11 de fev. de 2016

A REPÚBLICA DOS BUROCRATAS E O PODER POLÍTICO - I




(Jornal do Brasil) - Um procurador do Ministério Público, do Estado de Goiás, usando de argumentação e justificativa claramente políticas, que refletem - sem esconder apaixonada ojeriza - sua opinião a respeito do atual governo, manda tirar do ar a campanha das Olimpíadas.

Outro procurador, ligado à Operação Lava-Jato, afirma que é preciso, no contexto do trabalho realizado no âmbito da mesma operação, “refundar a República”.

Ora, não consta na Constituição Federal, que o Ministério Público, tenha entre suas atribuições, refletir a opinião pessoal - e muito menos partidária, que lhes é vetada - de seus membros, ou a de “refundar a República”.

A República, organizada enquanto Estado, fundamenta-se na Lei, e um de seus principais guardiões é, justamente, o Ministério Público, a quem cabe obedecer à Constituição Federal, até que esta, eventualmente, seja mudada em Assembleia Nacional Constituinte.

Se alguns procuradores do Ministério Público querem “refundar” a República, que, do modo que está, parece não ser de seu feitio, o caminho, em nosso atual regime, é outro:

Cabe-lhes lutar, como cidadãos, pela convocação de uma Assembleia Nacional Constituinte.

E, depois, quem sabe favorecidos pela notoriedade alcançada pela espetacularização de certas “operações” em curso, abandonar a carreira e passar a exercer – o que também lhes é vetado enquanto não o façam – atividade político-partidária.

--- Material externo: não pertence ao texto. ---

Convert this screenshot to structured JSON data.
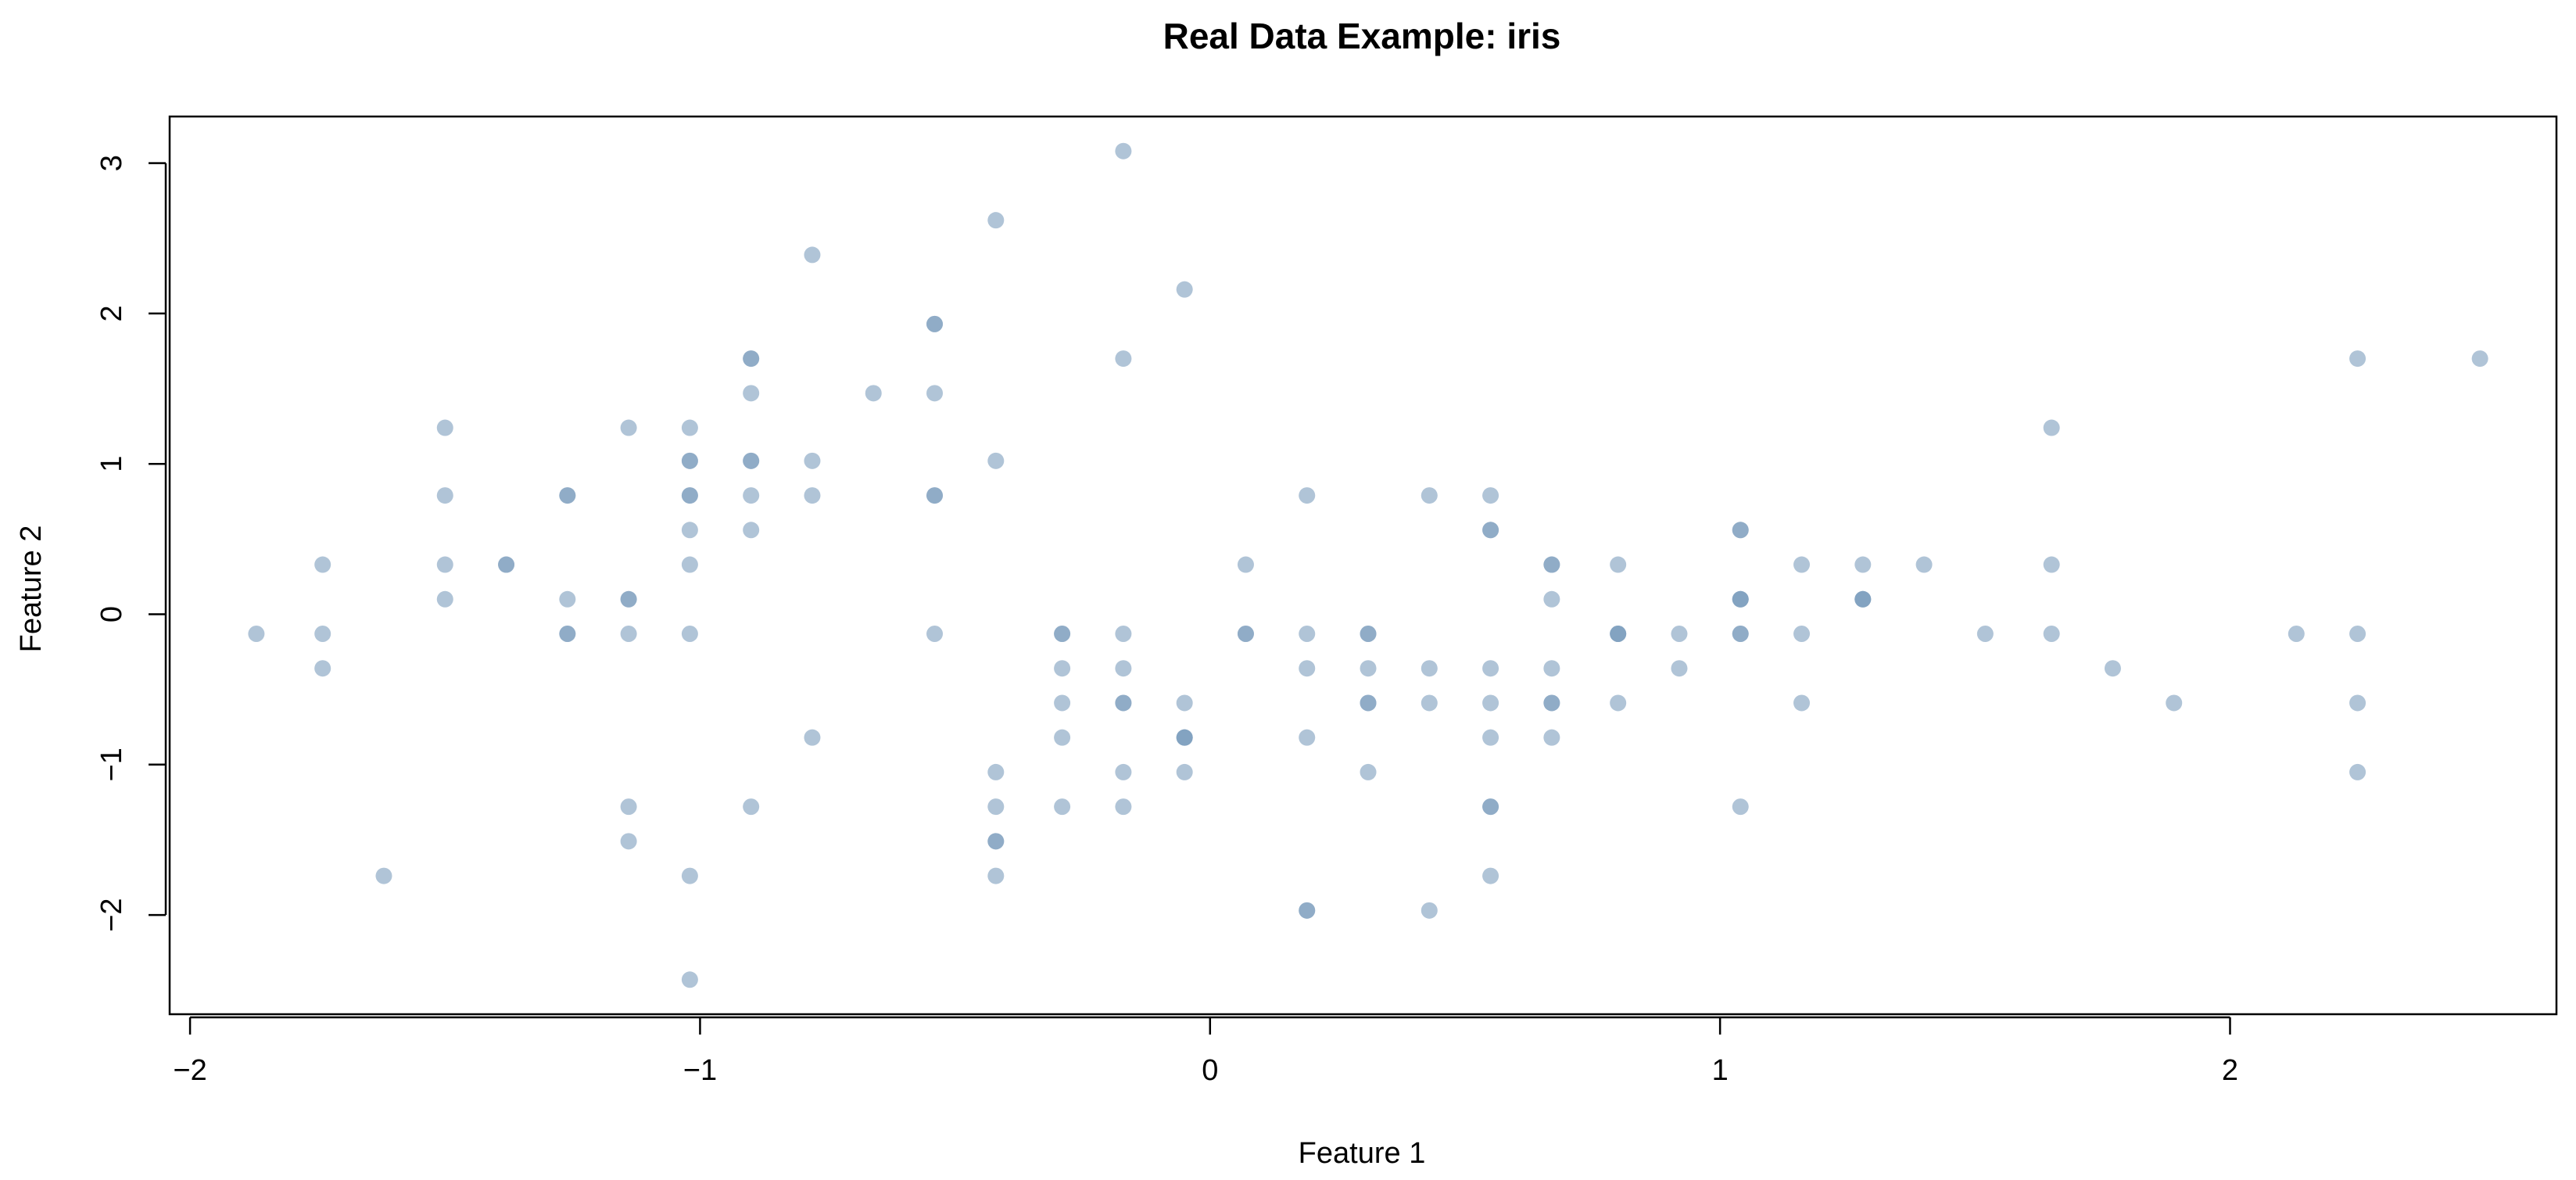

Candidatando-se, finalmente, ao posto de deputados constituintes, para mudar o texto constitucional, e, por meio deste, a Nação.

Há um estranho fenômeno, neste Brasil dos últimos tempos, que é o de que funcionários da estrutura do Estado se metam a querer tutelar politicamente a Nação, principalmente quando a atividade política lhes é – sábia e claramente – vetada pela própria carreira.

Falta-lhes mandato para fazê-lo, ou para “salvar o Brasil”, embora, aproveitando-se da criminalização geral da atividade política e de campanhas destinadas a angariar, de forma corporativa, apoio na opinião pública para suas teses - o que inclui tentar legislar indiretamente - eles continuem insistindo nisso, como se organizados estivessem em verdadeiros partidos.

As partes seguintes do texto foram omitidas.